Юность командиров - Бондарев Юрий Васильевич. Страница 17
За низким забором дворники обкалывали истаявший лед. Изредка, фырча, проезжала машина, разбрызгивая лужи на тротуары.
Училище было в центре города, далеко от госпиталя. Там, наверно, сейчас идут занятия, в классах — солнечная тишина…
— Больной Дмитриев, в палату-у! Ай оглох?
Тетя Глаша вышла на крыльцо и, словно бы из-под очков, с неприступной суровостью ощупала глазами всех поочередно.
— Опять, Петька! А ну застегнись. Ты что, никак на пляже? Или в предбаннике подштанники выставил?
И, подождав, пока спохватившийся Сизов, крякая и ухмыляясь, справился с пуговицами и поясом халата, Глафира Семеновна проговорила командным тоном:
— Однако, больной Дмитриев, марш в палату! Ужо насиделся на сырости!
И Алексей умоляющим голосом попросил:
— Еще минуточку, ведь совсем тепло, тетя Глаша…
— Сказано! — прицыкнула Глафира Семеновна, взяв его за руку, настойчиво потянула за собой в палату. — Вам распусти вожжи, кавалеристы, на голову сядете и погонять будете!
Всем известно было, что «кавалеристами» она называла капризных или своенравных больных, которые, по ее убеждению, готовы были враз сесть на голову, как только еле-еле поослабишь вожжи, и при ее последних словах пулеметчик Сизов прыснул:
— Верно! Нашего эскадрону прибыло, видать! — И, тотчас погасив это беспричинное веселье под пресекающим взглядом Глафиры Семеновны, сделав независимый вид, почесал за ухом увеличительным стеклом. — М-да. Народ пошел… хуже публики.
В палате Алексей лег с унылым лицом, все время поглядывая на Глафиру Семеновну просяще, но та в момент исполнения своих обязанностей была непроницаема: стряхнула градусник, без колебаний сунула ему под мышку и ушла, выказывая непоколебимость, закрыв за собой плотно дверь.

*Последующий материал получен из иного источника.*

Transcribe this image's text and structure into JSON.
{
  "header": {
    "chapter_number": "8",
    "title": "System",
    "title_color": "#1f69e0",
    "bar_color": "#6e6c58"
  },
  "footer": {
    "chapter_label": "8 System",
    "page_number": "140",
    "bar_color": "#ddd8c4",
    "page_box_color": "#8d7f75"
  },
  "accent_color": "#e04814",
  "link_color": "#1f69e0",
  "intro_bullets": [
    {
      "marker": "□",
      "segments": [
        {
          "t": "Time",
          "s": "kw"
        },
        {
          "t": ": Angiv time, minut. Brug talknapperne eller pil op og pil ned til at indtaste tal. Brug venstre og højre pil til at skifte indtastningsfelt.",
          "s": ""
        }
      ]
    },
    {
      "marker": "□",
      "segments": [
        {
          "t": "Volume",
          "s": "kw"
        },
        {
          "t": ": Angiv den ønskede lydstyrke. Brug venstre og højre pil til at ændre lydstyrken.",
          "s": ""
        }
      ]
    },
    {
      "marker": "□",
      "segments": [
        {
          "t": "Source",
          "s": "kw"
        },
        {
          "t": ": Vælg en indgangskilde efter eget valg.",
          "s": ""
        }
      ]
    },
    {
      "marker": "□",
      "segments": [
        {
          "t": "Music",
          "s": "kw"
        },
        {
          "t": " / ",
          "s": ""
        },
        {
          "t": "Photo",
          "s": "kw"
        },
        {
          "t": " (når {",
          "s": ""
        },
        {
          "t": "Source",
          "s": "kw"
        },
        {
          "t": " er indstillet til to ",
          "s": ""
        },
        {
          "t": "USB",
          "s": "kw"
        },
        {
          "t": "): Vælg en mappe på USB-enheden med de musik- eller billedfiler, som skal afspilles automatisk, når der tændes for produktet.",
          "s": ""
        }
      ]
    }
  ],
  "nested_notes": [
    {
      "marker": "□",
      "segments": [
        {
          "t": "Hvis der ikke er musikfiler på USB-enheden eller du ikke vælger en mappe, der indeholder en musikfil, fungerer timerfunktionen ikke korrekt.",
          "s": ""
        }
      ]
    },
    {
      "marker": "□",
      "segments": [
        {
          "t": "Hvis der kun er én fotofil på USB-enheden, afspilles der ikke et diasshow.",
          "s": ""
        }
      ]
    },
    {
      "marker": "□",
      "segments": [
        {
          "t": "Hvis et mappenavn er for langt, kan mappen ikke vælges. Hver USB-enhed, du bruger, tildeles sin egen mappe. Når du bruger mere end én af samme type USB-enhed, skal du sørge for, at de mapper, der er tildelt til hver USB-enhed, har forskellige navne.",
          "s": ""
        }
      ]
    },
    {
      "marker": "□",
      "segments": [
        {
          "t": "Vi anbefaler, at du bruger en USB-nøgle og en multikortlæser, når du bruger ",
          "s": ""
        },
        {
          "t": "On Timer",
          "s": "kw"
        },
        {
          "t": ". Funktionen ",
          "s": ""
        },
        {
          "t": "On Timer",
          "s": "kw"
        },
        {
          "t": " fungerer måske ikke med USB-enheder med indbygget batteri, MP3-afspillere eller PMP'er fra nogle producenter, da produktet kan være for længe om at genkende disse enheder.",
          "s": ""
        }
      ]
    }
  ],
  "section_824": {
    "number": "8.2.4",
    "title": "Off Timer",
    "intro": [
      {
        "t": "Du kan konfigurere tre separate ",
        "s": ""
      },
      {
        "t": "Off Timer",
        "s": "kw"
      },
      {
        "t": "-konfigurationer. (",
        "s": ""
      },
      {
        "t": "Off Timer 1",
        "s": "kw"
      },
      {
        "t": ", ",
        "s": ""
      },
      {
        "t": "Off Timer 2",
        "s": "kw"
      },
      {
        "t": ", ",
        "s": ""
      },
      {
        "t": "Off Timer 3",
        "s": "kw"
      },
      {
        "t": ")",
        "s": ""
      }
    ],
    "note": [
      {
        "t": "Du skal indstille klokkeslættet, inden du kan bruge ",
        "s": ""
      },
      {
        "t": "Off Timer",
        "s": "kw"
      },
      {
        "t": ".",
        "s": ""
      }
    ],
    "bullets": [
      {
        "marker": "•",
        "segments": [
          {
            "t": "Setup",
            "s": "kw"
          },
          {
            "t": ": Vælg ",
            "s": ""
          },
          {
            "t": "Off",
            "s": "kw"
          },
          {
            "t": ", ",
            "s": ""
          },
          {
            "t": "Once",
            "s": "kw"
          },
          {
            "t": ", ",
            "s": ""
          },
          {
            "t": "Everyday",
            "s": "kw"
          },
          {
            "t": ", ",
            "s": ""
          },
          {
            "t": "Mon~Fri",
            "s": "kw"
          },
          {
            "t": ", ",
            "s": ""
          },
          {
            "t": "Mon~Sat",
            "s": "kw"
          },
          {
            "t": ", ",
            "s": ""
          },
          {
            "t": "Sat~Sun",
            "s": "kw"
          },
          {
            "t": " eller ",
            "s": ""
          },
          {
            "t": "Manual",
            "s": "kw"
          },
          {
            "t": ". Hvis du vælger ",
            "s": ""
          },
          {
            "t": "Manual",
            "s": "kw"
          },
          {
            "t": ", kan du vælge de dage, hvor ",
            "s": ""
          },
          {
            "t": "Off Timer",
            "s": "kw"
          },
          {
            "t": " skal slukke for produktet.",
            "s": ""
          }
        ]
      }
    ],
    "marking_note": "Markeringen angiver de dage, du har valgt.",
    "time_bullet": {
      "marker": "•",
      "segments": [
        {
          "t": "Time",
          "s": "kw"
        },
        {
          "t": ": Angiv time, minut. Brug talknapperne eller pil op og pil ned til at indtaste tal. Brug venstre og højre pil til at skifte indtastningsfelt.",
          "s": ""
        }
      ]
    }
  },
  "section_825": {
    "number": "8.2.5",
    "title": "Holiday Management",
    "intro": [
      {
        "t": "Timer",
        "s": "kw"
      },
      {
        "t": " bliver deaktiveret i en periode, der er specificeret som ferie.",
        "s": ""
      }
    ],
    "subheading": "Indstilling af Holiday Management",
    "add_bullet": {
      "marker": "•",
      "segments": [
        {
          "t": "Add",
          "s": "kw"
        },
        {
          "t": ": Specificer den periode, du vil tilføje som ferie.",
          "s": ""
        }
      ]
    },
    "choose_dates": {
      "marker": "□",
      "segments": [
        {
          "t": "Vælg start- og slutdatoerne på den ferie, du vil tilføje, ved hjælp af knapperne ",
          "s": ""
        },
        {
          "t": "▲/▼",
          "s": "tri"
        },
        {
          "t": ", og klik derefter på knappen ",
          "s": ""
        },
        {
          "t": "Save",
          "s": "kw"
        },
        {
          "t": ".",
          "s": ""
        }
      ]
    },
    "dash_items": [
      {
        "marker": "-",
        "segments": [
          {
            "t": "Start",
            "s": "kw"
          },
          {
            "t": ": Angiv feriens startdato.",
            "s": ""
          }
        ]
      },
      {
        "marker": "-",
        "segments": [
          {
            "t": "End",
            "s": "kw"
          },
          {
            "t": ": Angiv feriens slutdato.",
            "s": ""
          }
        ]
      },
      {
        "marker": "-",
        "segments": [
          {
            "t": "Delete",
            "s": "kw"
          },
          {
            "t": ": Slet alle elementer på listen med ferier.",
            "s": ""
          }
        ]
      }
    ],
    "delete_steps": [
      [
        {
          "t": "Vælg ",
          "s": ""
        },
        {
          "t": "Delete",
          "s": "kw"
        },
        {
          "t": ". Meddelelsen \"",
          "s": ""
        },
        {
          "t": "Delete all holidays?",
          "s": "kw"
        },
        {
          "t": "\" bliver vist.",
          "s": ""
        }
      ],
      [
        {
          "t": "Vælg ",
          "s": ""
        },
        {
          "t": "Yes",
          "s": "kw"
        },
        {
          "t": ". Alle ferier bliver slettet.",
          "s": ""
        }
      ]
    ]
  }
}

Алексей потянул с соседней тумбочки газету двухдневной давности, прочитал заголовки, затем устарелую сводку. Но даже по этой старой сводке весь мир кипел, сотрясался от событий: армия давно миновала Карпаты и Альпы, вошла в Болгарию, Венгрию, Австрию, Чехословакию, продвигалась в глубь Германии. Да, там — тоже весна… Размытые, вязкие дороги, лужи, даль в сиреневой дымке, незнакомые деревни и солнце, весь день солнце над головой. Проносятся машины с мокрым брезентом: на перекрестках — «катюши» в чехлах, до башен заляпанные грязью танки. И, как всегда в долгом наступлении, идут солдаты по обочине дороги, вытянувшись цепочкой, подоткнув полы шинелей под ремень, идут, идут в туманную апрельскую даль этой чужой, теперь уже достигнутой через четыре года, притаившейся Германии… «Где сейчас батарея?»
Закрыв глаза, Алексей лежал, стараясь представить движение своей батареи по весенним полям. И вдруг из этого состояния его словно вытолкнули суматошные шаги в коридоре, как будто бегущий там перезвон шпор и чей-то возглас за дверью:
— Куда нам? Где он?
— Сапоги-то, сапоги, марш к сетке очищать! Грязищи-то со всего города притащили, кавалеристы?
В коридоре — топот ног, движение; потом, впустив в палату рыжий веселый косяк солнца, совершенно неожиданно возникла белокурая голова Гребнина; лицо его широко расплылось в неудержимой улыбке.
— Страдале-ец, привет! Вон ты где!..
— Сашка!
— Алешка, живой, бес! Неужто ты, не твоя копия!..
Дверь распахнулась, и, неузнаваемые в белых халатах, стремительно, шумно, звеня шпорами, ввалились в палату Саша Гребнин и Дроздов. А когда Алексей, вскочив с койки, кинулся к ним навстречу, оба одновременно протянули ему красные, обветренные руки, столкнулись, захохотали, и Гребнин тщетным криком попытался восстановить порядок, боком оттесняя Дроздова:
— Подожди, Толька, подожди! По алфавиту! Похудел! Ну, похудел! Ну как? Что? Ходишь?
— Погоди ты с сантиментами! — засмеялся Дроздов. — Не видишь, что ли?
Он так сжал руку Алексея, что у обоих хрустнули пальцы, обнял его рывком, притянул к себе, говоря с грубоватой нежностью:
— Здоров! Слона повалить на лопатки может, а ты: «Ходишь?» Вот не видел тебя никогда без формы.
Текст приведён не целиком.